Ray Shirley White Sr. (born July 11, 1945) is an American musician and singer, best known as a member of Frank Zappa's touring ensembles. He was drafted into Zappa's band in late 1976, being featured on rhythm guitar and vocals, forming a vocal harmony partnership with Ike Willis on later tours in 1980 and 1984. White's vocals can be heard on Zappa in New York (March 1978) and You Are What You Is (September 1981) as well as others. White can also be found on a The Torture Never Stops and Does Humor Belong in Music?; the former is a DVD from Zappa's 1981 tour (without Ike Willis) and the latter filmed at the pier in New York in 1984; the video features White and Ike Willis' vocal harmonies.
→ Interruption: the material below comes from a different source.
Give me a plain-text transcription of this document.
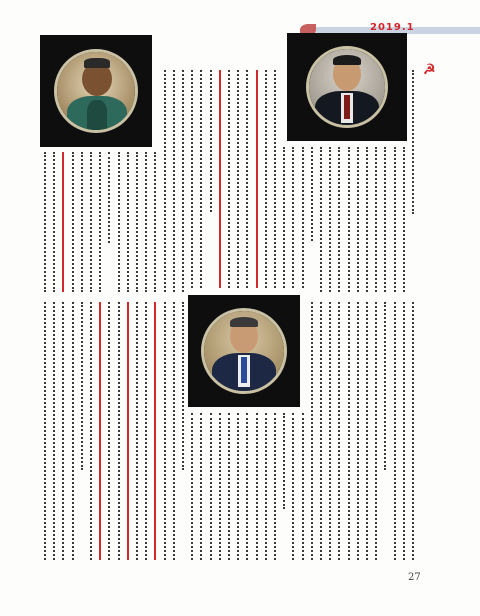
2019.1
☭
27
According to Zappa, White, who was deeply religious, was uncomfortable with the atheistic views of some of the other band members, which led to his departure.

White has also worked with jam-oriented groups like KVHW, Don't Push the Clown and Umphrey's McGee since his contributions to the Zappa band, and has worked with a variety of Michigan artists, including former Rare Earth drummer Bob Weaver, as well as members of the funk/fusion combo Generic Produce.

In 2007 Ray White joined Dweezil Zappa as a special guest for the Zappa Plays Zappa Tour. White is also a member of the group Band From Utopia (also called Banned from Utopia), formed by former members of different formations of Frank Zappa's band who wanted to pay tribute to his work.

White is also a member of the Zappa Band, an alumni band consisting of former Frank Zappa contributors keyboardist/guitarist Mike Keneally, multi-instrumentalist Robert Martin, bassist Scott Thunes, drummer Joe Travers, guitarist Jamie Kime and White on vocals and guitar.